Is Bell MTS entertaining newer copper options for our communities, especially ones where our phone lines are "clean".
The current plans for the federal government are to target larger pockets of the population that currently do not have access to 50/10 service through the end of 2021. Then the next ten years will be on bringing other residents up to that same standard. It means you might be waiting until late 2031, if no extensions are granted, to see improvements.
In the case of rural communities, copper is really not an option. A long time ago when voice was the only service decisions were made that make delivering high speed internet service difficult on even the cleanest of lines. Basically the further a line is run the lower the internet speed, regardless of if it is urban or rural. In rural areas the lines run a lot longer distance than urban lines, even if towns and other communities.
Something you might want to considering is organizing local residents through a petition or similar to your local RM, town, etc. asking them to get on board and lobby for better Internet service in the community. If the local government is on board and willing to talk to parties, and perhaps put in some money, you are much more likely to get action than as a single resident working alone.
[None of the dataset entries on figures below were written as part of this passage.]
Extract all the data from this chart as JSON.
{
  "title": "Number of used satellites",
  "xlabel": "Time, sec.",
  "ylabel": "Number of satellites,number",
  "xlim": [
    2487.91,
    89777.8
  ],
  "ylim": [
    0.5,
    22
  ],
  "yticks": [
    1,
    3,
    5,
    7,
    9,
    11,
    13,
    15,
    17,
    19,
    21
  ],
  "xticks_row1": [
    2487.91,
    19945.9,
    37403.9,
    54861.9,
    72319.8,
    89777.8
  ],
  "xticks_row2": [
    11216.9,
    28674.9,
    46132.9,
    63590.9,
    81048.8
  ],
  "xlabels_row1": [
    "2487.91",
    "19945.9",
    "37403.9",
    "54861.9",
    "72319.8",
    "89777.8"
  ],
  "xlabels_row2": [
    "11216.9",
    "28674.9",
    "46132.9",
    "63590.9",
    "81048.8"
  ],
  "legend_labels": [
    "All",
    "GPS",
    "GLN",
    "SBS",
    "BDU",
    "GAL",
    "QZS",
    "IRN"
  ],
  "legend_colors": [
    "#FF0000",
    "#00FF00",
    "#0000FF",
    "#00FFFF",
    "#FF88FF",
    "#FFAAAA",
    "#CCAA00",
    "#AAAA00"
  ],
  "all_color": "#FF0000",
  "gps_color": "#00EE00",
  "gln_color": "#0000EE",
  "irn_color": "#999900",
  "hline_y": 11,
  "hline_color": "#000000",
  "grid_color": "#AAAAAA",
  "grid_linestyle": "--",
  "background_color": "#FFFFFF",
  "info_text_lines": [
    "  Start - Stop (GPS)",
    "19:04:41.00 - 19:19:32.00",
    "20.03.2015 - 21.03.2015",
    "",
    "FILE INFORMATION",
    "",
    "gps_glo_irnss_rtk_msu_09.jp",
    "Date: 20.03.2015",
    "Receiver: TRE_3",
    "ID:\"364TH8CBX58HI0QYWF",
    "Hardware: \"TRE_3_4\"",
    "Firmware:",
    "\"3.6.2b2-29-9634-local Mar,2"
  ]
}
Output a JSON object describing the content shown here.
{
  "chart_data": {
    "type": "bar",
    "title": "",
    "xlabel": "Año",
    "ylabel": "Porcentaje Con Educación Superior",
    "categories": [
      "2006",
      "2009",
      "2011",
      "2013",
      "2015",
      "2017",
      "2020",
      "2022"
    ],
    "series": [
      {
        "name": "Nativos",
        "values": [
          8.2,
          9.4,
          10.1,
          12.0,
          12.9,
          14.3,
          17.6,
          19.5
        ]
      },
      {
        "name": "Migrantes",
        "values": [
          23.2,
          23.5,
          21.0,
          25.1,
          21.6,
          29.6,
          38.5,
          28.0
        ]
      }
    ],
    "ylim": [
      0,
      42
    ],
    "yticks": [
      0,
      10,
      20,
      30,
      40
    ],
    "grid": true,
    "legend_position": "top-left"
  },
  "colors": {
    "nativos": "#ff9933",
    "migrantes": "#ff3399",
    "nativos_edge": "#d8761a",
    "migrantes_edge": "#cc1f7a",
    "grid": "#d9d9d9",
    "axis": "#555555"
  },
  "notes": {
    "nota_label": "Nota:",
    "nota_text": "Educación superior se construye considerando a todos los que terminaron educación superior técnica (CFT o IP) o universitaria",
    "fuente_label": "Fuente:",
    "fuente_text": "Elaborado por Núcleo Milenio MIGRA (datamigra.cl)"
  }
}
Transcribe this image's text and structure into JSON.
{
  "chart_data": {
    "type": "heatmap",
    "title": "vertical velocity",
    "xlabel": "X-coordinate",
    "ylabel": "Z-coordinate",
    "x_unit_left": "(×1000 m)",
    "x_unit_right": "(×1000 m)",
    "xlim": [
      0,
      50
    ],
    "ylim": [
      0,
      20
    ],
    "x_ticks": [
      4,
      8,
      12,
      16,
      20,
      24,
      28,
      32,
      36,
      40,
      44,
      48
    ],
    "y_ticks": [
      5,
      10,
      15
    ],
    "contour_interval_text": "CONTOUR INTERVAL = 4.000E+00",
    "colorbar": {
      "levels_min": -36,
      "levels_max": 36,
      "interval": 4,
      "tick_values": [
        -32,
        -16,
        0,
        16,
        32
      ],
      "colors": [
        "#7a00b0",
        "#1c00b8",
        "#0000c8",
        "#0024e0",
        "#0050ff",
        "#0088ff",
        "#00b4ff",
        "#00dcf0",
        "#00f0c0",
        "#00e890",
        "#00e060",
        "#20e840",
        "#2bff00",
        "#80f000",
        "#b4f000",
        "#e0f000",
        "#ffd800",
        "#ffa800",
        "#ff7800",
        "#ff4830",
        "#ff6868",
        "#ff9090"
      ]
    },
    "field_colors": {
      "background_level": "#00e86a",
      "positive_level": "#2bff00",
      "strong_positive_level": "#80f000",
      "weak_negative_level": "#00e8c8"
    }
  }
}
Wow! Speeds of 1 Gbps in rural land! At less cost than what the school division is now currently paying! How can anyone not go for that? You are starting to see more ISP's providing fiber services to rural areas. i.e.- High Speed Crow offers fiber to many rural gravel roads well outside the East Selkirk town area.
There are techniques to overcome long loop lengths. In high density locations like Winnipeg and Brandon, we build weather proof cabinets and move the DSL access multiplexer closer to the customer. This requires a significant investment as we have to power/heat/cool the cabinet, and rural locations simply do not possess the density to justify this type of build.
Essentially, fiber to the home is really the only ideal option for rural deployments that would meet current and future market demands. Generally, evolutionary moves such as this are driven by competitive pressure or the existing copper plant requiring replacement. Communities like Selkirk, Dauphin and Thompson are examples where a complete fiber overlay was completed. In the case of Selkirk, it was driven by the condition of the copper plant. We are constantly on the lookout for enhancements that could improve customer experience, but in the case of rural locations, it isn’t a lack of will, but simply a lack of available options that are economically viable.
can't go big with no return.
In a perfect world everyone would have fiber in manitoba but the company doing it would go under in the first quarter.
Can't spend multi millions on a new fiber network for 1000 people in the community.